Ingredients:

  • 1 tablespoon olive oil (15 ml)
  • 1 medium yellow onion, diced (about 1 cup) (approx 150g)
  • 2 cloves garlic, minced (approx 6g)
  • 1 red bell pepper, diced (about 1 cup) (approx 150g)
  • 1 teaspoon chili powder (5 ml)
  • 1/2 teaspoon cumin (2.5 ml)
  • 1/4 teaspoon smoked paprika (1.25 ml)
  • 1/4 teaspoon cayenne pepper (optional) (1.25 ml)
  • 1 cup quinoa, rinsed (approx 185g)
  • 2 cups vegetable broth (475 ml)
  • 1 (15-ounce) can black beans, rinsed and drained (approx 425g)
  • 1 (15-ounce) can corn, drained (approx 425g)
  • 1 (10-ounce) can diced tomatoes and green chilies, undrained (such as Rotel) (approx 283g)

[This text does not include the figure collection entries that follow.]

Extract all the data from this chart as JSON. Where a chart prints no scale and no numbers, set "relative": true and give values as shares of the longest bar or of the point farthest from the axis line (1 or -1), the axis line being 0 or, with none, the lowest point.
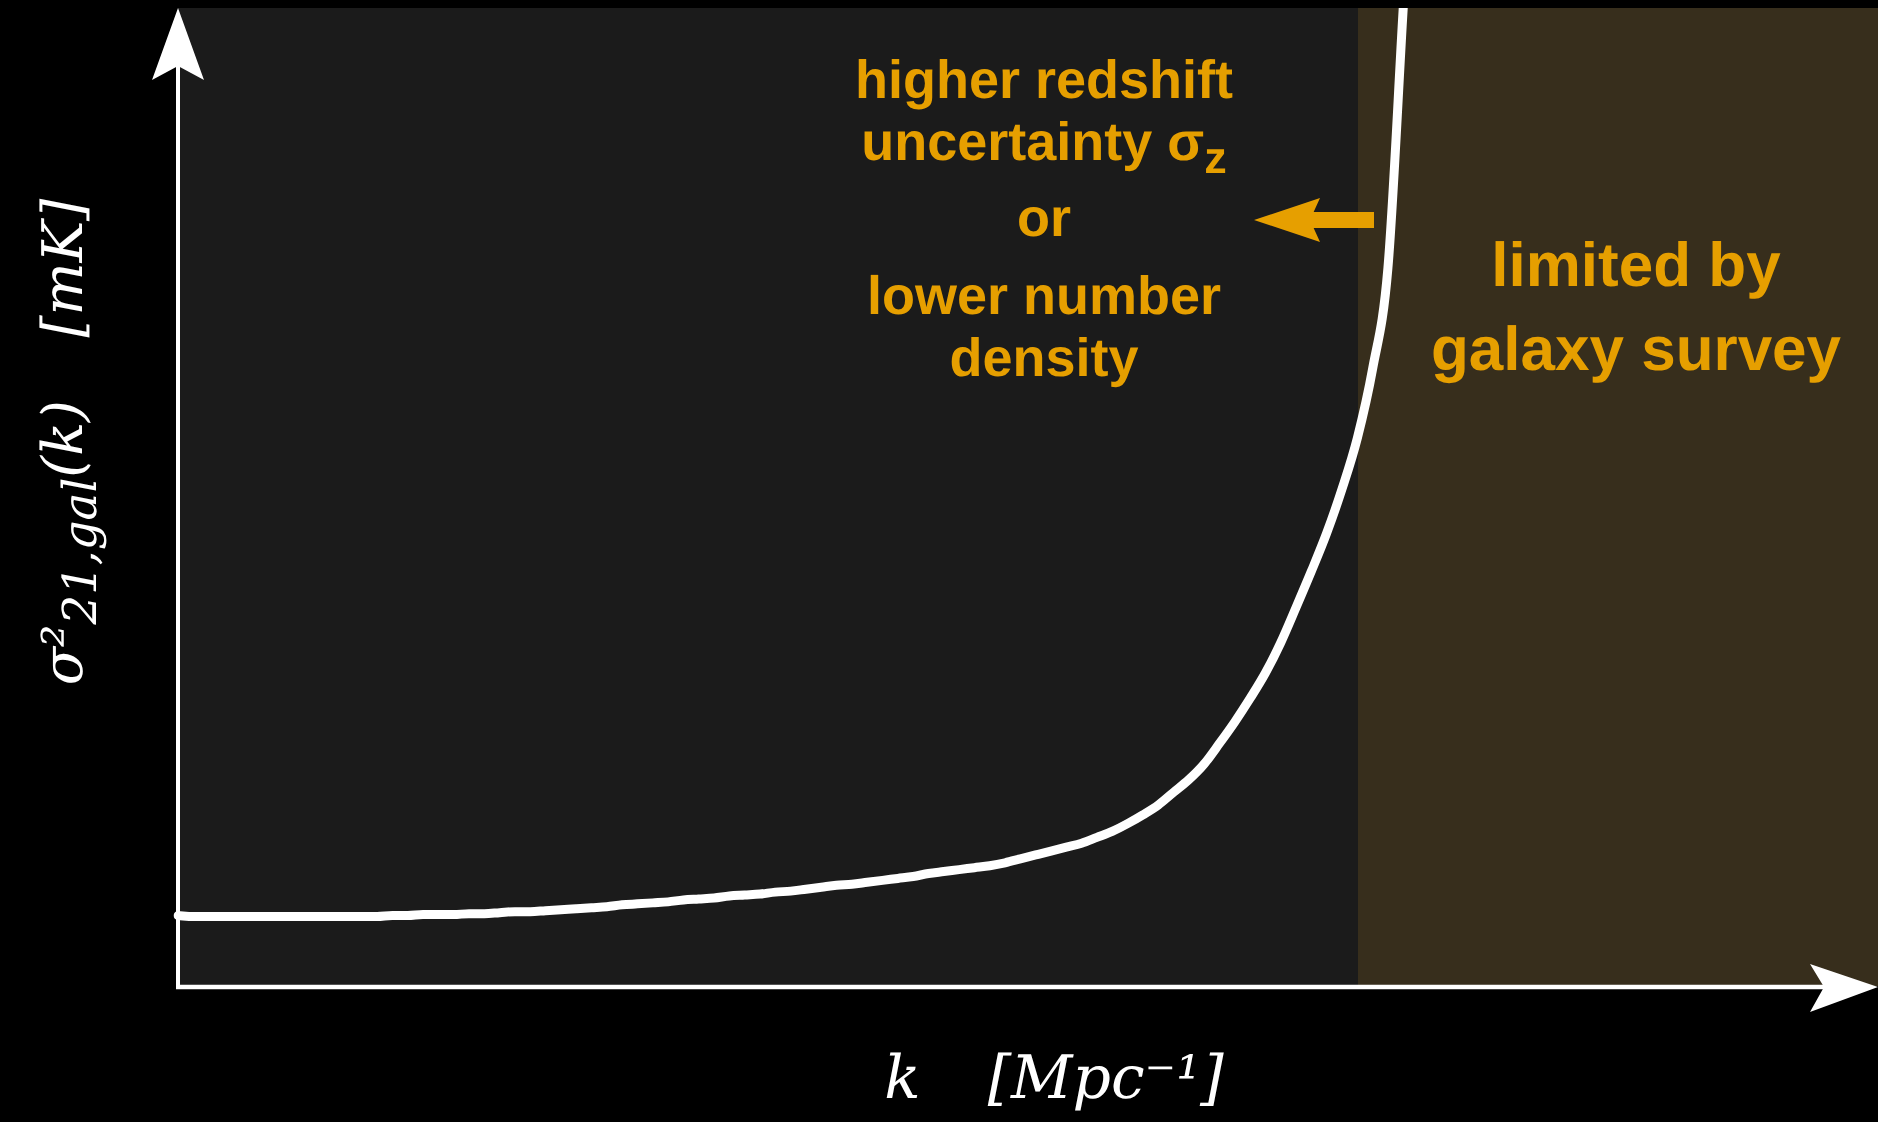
{
  "chart_data": {
    "type": "line",
    "xlabel": "k [Mpc⁻¹]",
    "ylabel": "σ²$_{21,gal}$(k) [mK]",
    "categories": [
      null,
      null,
      null,
      null,
      null,
      null,
      null,
      null,
      null,
      null,
      null,
      null,
      null,
      null,
      null,
      null,
      null,
      null,
      null,
      null,
      null,
      null,
      null,
      null,
      null,
      null,
      null,
      null,
      null,
      null,
      null,
      null,
      null,
      null,
      null,
      null,
      null,
      null,
      null,
      null,
      null,
      null,
      null,
      null,
      null,
      null,
      null,
      null,
      null,
      null,
      null,
      null,
      null,
      null,
      null,
      null,
      null,
      null,
      null,
      null,
      null,
      null,
      null,
      null,
      null,
      null,
      null,
      null,
      null,
      null,
      null,
      null,
      null,
      null,
      null,
      null,
      null,
      null,
      null,
      null,
      null,
      null,
      null,
      null,
      null,
      null,
      null,
      null,
      null,
      null,
      null,
      null,
      null,
      null,
      null,
      null,
      null,
      null,
      null,
      null,
      null,
      null,
      null,
      null,
      null,
      null,
      null,
      null,
      null,
      null,
      null,
      null
    ],
    "values": [
      0.072,
      0.071,
      0.071,
      0.071,
      0.071,
      0.071,
      0.071,
      0.071,
      0.071,
      0.071,
      0.071,
      0.071,
      0.071,
      0.071,
      0.072,
      0.072,
      0.073,
      0.073,
      0.073,
      0.074,
      0.074,
      0.075,
      0.076,
      0.076,
      0.077,
      0.078,
      0.079,
      0.08,
      0.081,
      0.083,
      0.084,
      0.085,
      0.086,
      0.088,
      0.089,
      0.09,
      0.092,
      0.093,
      0.094,
      0.096,
      0.097,
      0.099,
      0.101,
      0.103,
      0.104,
      0.106,
      0.108,
      0.11,
      0.112,
      0.115,
      0.117,
      0.119,
      0.121,
      0.123,
      0.126,
      0.13,
      0.134,
      0.138,
      0.142,
      0.146,
      0.152,
      0.158,
      0.166,
      0.175,
      0.185,
      0.198,
      0.211,
      0.227,
      0.248,
      0.27,
      0.294,
      0.32,
      0.351,
      0.387,
      0.424,
      0.463,
      0.508,
      0.56,
      0.631,
      0.734,
      1,
      null,
      null,
      null,
      null,
      null,
      null,
      null,
      null,
      null,
      null,
      null,
      null,
      null,
      null,
      null,
      null,
      null,
      null,
      null,
      null,
      null,
      null,
      null,
      null,
      null,
      null,
      null,
      null,
      null,
      null,
      null
    ],
    "color": "#ffffff",
    "relative": true,
    "tick_labels": false,
    "annotations": [
      "higher redshift uncertainty σ$_{z}$",
      "or",
      "lower number density",
      "limited by galaxy survey"
    ]
  }
}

  • 1/2 cup chopped cilantro (120 ml)
  • 2 cups shredded cheddar cheese (approx 225g)
  • 1 cup shredded Monterey Jack cheese (approx 115g)

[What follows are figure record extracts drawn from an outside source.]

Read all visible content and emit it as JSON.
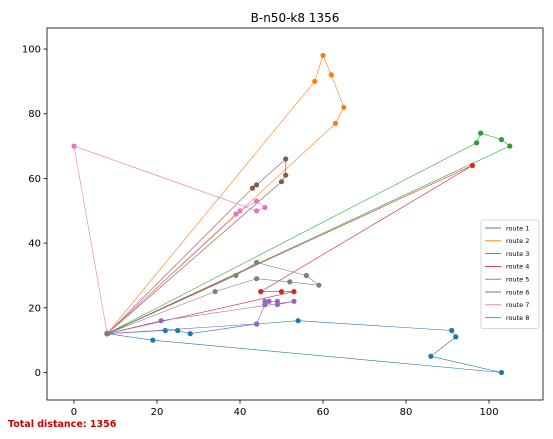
{
  "chart_data": {
    "type": "line",
    "title": "B-n50-k8 1356",
    "xlabel": "",
    "ylabel": "",
    "xlim": [
      -6.5,
      113
    ],
    "ylim": [
      -8.5,
      106.5
    ],
    "xticks": [
      0,
      20,
      40,
      60,
      80,
      100
    ],
    "yticks": [
      0,
      20,
      40,
      60,
      80,
      100
    ],
    "grid": false,
    "legend_position": "center-right",
    "depot": [
      8,
      12
    ],
    "series": [
      {
        "name": "route 1",
        "color": "#1f77b4",
        "points": [
          [
            8,
            12
          ],
          [
            19,
            10
          ],
          [
            103,
            0
          ],
          [
            86,
            5
          ],
          [
            92,
            11
          ],
          [
            91,
            13
          ],
          [
            54,
            16
          ],
          [
            44,
            15
          ],
          [
            28,
            12
          ],
          [
            25,
            13
          ],
          [
            22,
            13
          ],
          [
            8,
            12
          ]
        ]
      },
      {
        "name": "route 2",
        "color": "#ff7f0e",
        "points": [
          [
            8,
            12
          ],
          [
            63,
            77
          ],
          [
            65,
            82
          ],
          [
            62,
            92
          ],
          [
            60,
            98
          ],
          [
            58,
            90
          ],
          [
            8,
            12
          ]
        ]
      },
      {
        "name": "route 3",
        "color": "#2ca02c",
        "points": [
          [
            8,
            12
          ],
          [
            105,
            70
          ],
          [
            103,
            72
          ],
          [
            98,
            74
          ],
          [
            97,
            71
          ],
          [
            8,
            12
          ]
        ]
      },
      {
        "name": "route 4",
        "color": "#d62728",
        "points": [
          [
            8,
            12
          ],
          [
            96,
            64
          ],
          [
            45,
            25
          ],
          [
            50,
            25
          ],
          [
            53,
            25
          ],
          [
            8,
            12
          ]
        ]
      },
      {
        "name": "route 5",
        "color": "#9467bd",
        "points": [
          [
            8,
            12
          ],
          [
            44,
            15
          ],
          [
            46,
            21
          ],
          [
            47,
            22
          ],
          [
            46,
            22
          ],
          [
            49,
            22
          ],
          [
            49,
            21
          ],
          [
            53,
            22
          ],
          [
            21,
            16
          ],
          [
            8,
            12
          ]
        ]
      },
      {
        "name": "route 6",
        "color": "#8c564b",
        "points": [
          [
            8,
            12
          ],
          [
            50,
            59
          ],
          [
            51,
            61
          ],
          [
            51,
            66
          ],
          [
            44,
            58
          ],
          [
            43,
            57
          ],
          [
            8,
            12
          ]
        ]
      },
      {
        "name": "route 7",
        "color": "#e377c2",
        "points": [
          [
            8,
            12
          ],
          [
            0,
            70
          ],
          [
            44,
            50
          ],
          [
            46,
            51
          ],
          [
            44,
            53
          ],
          [
            40,
            50
          ],
          [
            39,
            49
          ],
          [
            8,
            12
          ]
        ]
      },
      {
        "name": "route 8",
        "color": "#7f7f7f",
        "points": [
          [
            8,
            12
          ],
          [
            39,
            30
          ],
          [
            44,
            34
          ],
          [
            56,
            30
          ],
          [
            59,
            27
          ],
          [
            52,
            28
          ],
          [
            44,
            29
          ],
          [
            34,
            25
          ],
          [
            8,
            12
          ]
        ]
      }
    ]
  },
  "footer": {
    "total_distance": "Total distance: 1356"
  }
}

  • Optional: Sliced green onions, for garnish

Instructions:

  1. Heat olive oil in a large oven-safe skillet. Add onion and cook until softened. Add garlic and bell pepper and cook until fragrant.
  2. Stir in chili powder, cumin, smoked paprika, and cayenne pepper (if using) and cook for 30 seconds.

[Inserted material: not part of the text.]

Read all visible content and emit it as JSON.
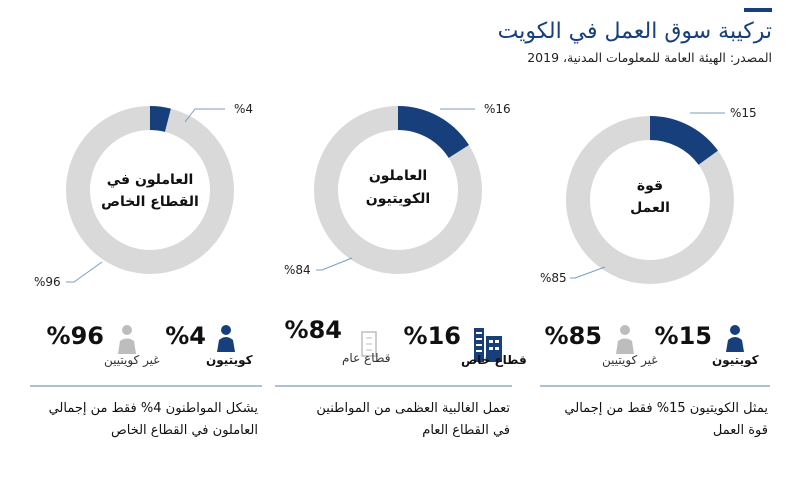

  3. Add quinoa, vegetable broth, black beans, corn, and diced tomatoes and green chilies to the skillet. Stir to combine.
  4. Bring the mixture to a boil, then reduce heat to low, cover, and simmer for 15-20 minutes, or until the quinoa is cooked and the liquid is absorbed.
  5. Stir in chopped cilantro.
  6. Sprinkle cheddar and Monterey Jack cheese evenly over the quinoa mixture.
  7. Bake in a preheated oven at 375°F (190°C) for 5-10 minutes, or until the cheese is melted and bubbly. Alternatively, broil for a few minutes, watching closely to prevent burning.
  8. Garnish with sliced green onions (optional) and serve hot. The resulting dish is a delicious Cheesy Black Bean & Quinoa casserole.